On comprend évidemment que cette livraison sur un quai de livraison (quoi de plus logique en réalité ?) en zone industrielle est surtout liée au rythme effréné des arrivées de camions qui remontent notamment de Barcelone où des bateaux déchargent à longueur de journée les voitures qui rouleront demain dans l’Europe entière.
On le sait, Tesla reçoit tout d’un coup, puis plus rien pendant quelques temps.

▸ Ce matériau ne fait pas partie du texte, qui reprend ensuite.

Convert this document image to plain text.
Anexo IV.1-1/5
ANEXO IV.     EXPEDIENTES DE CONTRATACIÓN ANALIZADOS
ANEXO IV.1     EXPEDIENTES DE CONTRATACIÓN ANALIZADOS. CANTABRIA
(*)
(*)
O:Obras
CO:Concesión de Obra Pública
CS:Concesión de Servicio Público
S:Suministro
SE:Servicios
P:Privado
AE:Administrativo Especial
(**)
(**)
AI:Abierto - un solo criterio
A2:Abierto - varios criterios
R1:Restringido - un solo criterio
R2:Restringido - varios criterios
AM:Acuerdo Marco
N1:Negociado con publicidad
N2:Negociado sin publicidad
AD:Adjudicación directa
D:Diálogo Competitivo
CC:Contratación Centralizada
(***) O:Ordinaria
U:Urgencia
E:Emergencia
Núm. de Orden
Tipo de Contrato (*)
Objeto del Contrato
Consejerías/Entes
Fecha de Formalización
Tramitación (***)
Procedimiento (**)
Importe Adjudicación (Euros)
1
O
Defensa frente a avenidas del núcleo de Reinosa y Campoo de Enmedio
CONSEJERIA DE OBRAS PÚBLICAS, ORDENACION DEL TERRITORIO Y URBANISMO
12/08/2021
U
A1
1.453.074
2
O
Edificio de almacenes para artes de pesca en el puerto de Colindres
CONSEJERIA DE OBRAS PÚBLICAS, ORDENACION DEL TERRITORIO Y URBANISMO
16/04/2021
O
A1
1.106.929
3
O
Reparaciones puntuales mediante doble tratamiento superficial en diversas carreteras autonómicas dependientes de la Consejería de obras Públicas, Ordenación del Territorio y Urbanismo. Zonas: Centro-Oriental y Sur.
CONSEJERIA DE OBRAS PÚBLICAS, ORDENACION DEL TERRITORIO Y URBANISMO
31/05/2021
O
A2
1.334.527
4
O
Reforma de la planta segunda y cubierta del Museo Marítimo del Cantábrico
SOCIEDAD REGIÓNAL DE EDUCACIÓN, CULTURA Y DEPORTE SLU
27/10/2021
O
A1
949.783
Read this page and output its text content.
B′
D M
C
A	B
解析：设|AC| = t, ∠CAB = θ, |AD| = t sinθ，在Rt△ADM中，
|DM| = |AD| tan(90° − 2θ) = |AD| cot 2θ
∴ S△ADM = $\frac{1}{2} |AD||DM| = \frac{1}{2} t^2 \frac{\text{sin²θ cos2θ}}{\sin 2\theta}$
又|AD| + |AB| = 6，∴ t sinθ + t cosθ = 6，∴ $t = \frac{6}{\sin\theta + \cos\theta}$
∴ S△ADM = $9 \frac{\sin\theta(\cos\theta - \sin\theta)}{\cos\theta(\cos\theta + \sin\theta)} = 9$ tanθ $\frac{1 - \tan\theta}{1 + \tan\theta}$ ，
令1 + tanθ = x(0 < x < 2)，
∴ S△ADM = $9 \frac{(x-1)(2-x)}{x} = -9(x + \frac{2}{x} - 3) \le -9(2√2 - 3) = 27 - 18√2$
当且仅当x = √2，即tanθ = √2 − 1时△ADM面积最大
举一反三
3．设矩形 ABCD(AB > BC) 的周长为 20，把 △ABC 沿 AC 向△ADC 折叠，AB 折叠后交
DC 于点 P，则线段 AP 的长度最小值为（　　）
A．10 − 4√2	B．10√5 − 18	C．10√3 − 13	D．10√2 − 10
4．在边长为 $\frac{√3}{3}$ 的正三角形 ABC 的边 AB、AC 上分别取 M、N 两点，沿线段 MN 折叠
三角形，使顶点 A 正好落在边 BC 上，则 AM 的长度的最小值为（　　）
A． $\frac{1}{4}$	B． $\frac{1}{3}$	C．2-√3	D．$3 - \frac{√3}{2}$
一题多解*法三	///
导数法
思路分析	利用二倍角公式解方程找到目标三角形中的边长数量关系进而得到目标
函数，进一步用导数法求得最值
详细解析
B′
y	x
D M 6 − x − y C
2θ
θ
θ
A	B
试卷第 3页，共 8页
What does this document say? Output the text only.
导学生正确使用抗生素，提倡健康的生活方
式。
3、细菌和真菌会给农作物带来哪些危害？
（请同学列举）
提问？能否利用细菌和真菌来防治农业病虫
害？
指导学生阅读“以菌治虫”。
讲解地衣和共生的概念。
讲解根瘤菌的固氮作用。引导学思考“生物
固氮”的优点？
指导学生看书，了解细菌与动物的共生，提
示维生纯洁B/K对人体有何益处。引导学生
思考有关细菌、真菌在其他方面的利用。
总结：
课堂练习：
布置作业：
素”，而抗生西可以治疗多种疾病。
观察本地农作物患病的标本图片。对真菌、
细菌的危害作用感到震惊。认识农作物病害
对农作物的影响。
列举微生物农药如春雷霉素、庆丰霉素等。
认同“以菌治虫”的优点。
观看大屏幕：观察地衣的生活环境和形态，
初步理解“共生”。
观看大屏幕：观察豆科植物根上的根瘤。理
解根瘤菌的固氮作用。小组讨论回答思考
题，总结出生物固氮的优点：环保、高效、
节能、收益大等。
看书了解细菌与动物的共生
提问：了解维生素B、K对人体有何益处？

À titre d’exemple, notre « delivery center » procédait à 30 livraisons par jour quand nous y sommes allés, « bien plus calme que les deux semaines précédentes » nous a assurée la personne de l’accueil, expliquant qu’ils tournaient à 60 véhicules livrés quotidiennement.
La nature humaine semble ainsi faite que plus on en a, plus on en veut. Et malgré cette expérience d’achat en dents de scie, il faut se rappeler ce qui nous a fait acheter la voiture en premier lieu. À savoir un véhicule technologique, bien équipé, très agréable à rouler, à la consommation mesurée, au volume de coffre immense, et le tout pour un prix défiant toute concurrence. Car même au prix des premiers Model Y Propulsion, les autres constructeurs n’arrivent pas à suivre. Alors certes il y a eu des conditions plus intéressantes par la suite, mais ça a toujours été le cas chez Tesla avant, sur la Model 3 notamment. Et puis en concession, chez les constructeurs traditionnels, certains acheteurs sont meilleurs en négociation que d’autres.